- Bihadi Rural Municipality, Office of the Rural Municipal Executive
- Bihadi Rural Municipality Location Bihadi Rural Municipality Bihadi Rural Municipality (Nepal)
- Coordinates: 28°02′44″N 83°35′32″E﻿ / ﻿28.04556°N 83.59222°E
- Country: Nepal
- Province: Gandaki
- District: Parbat
- Wards: 6
- Established: 10 March 2017

Government
- • Type: Rural Council
- • Chairperson: Mr. Parbin Gurung
- • Vice-chairperson: Mrs. Mina Sharma Tiwari
- • Term of office: (2022 - 2027)

Area
- • Total: 44.80 km^{2} (17.30 sq mi)

Population (2021)
- • Total: 10,828
- • Density: 241.7/km^{2} (626.0/sq mi)
- Time zone: UTC+5:45 (Nepal Standard Time)
- Headquarter: Bahaki Thanti
- Website: bihadimun.gov.np

= Bihadi Rural Municipality =

Bihadi is a Rural municipality located within the Parbat District of the Gandaki Province of Nepal.
The rural municipality spans 44.80 km2 of area, with a total population of 10828 according to a 2021 Nepal census.

On March 10, 2017, the Government of Nepal restructured the local level bodies into 753 new local level structures.
The previous Bahaki Thanti, Bachchha, Barachaur, Ranipani, Urampokhara and Saligram VDCs were merged to form Bihadi Rural Municipality.
Bihadi is divided into 6 wards, with Bahaki Thanti declared the administrative center of the rural municipality.

==Demographics==
At the time of the 2011 Nepal census, Bihadi Rural Municipality had a population of 13,409. Of these, 90.0% spoke Nepali, 6.3% Magar, 3.3% Gurung, 0.3% Newar and 0.1% other languages as their first language.
Bihadi Rural Municipality is located in the southern part of Parbat District in Gandaki Province. This rural municipality was established by the decision of the Government of Nepal dated 2073/11/27. This rural municipality is bordered by Mahashila Rural Municipality and Paiyu Rural Municipality in the east, Gulmi District and Baglung District in the west, Baglung District and Phalebas Municipality in the north, and Syangja District and Gulmi District in the south.
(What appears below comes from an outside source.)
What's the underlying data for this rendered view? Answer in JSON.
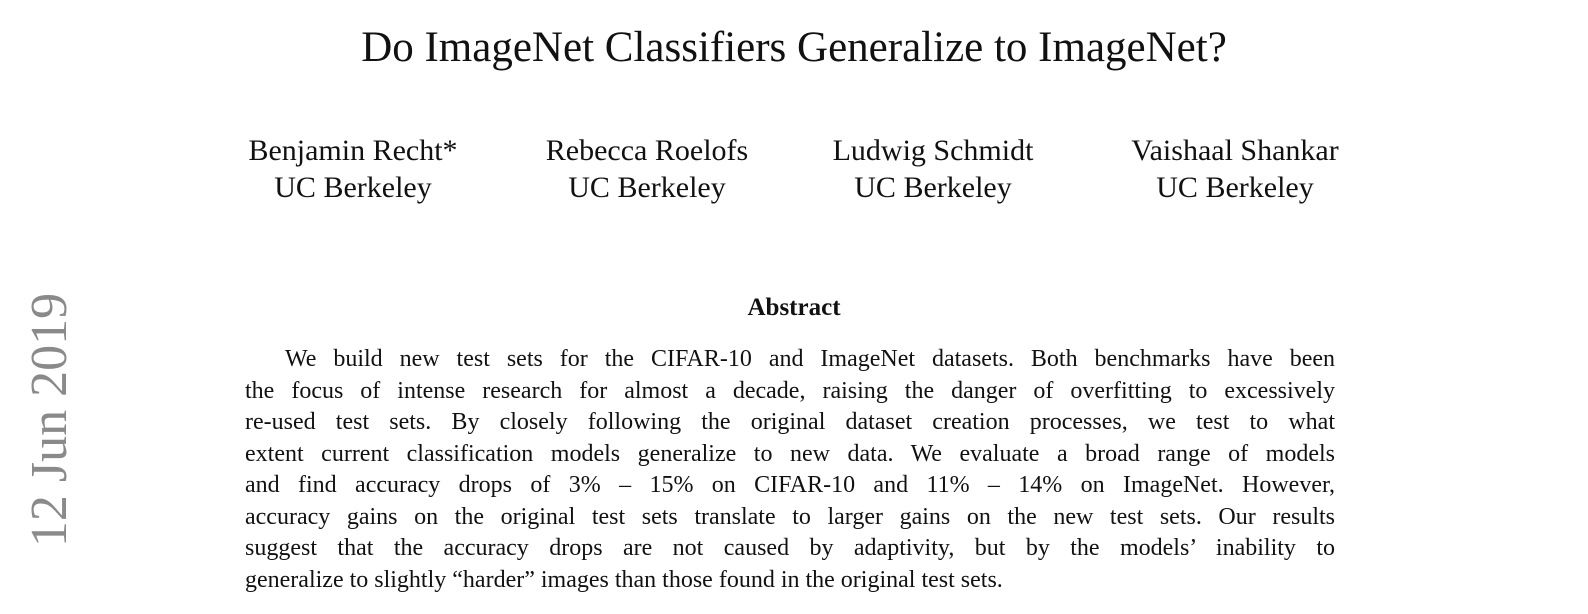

The total area of this rural municipality is 44.8 sq km. According to the National Census 2078, this rural municipality has a total population of 10,828 including 5,715 females and 5,113 males and a total number of 2,723 families. According to the National Census 2078, the total literacy rate of this rural municipality is 79.7 percent. This rural municipality is made up of 6 former villages. V. S. Bachha, Barrachaur, Ranipani, Bahakithanti, Urampokhara, Shaligram. The center of this rural municipality is located in Bahakithanti, Ward No. 4 of Bihadi Rural Municipality.

Important tourist attractions in this rural municipality include Shaligram Rock, Bacheshwor Temple, Shivpuri Dham, Chapakot Temple, Luringkot Temple, Sheetal Cave, Ranipani Cave, Bhanjyang Devi Temple, etc.

In terms of ethnicity/caste, 42.3% were Hill Brahmin, 10.4% Chhetri, 10.4% Magar, 9.7% Sarki, 6.7% Kami, 5.7% Damai/Dholi, 3.6% Gurung, 3.3% Sanyasi/Dasnami 2.7% Newar and 5.2% others.

In terms of religion, 90.8% were Hindu, 8.8% Buddhist, 0.2% Muslim, 0.1% Christian and 0.1% others.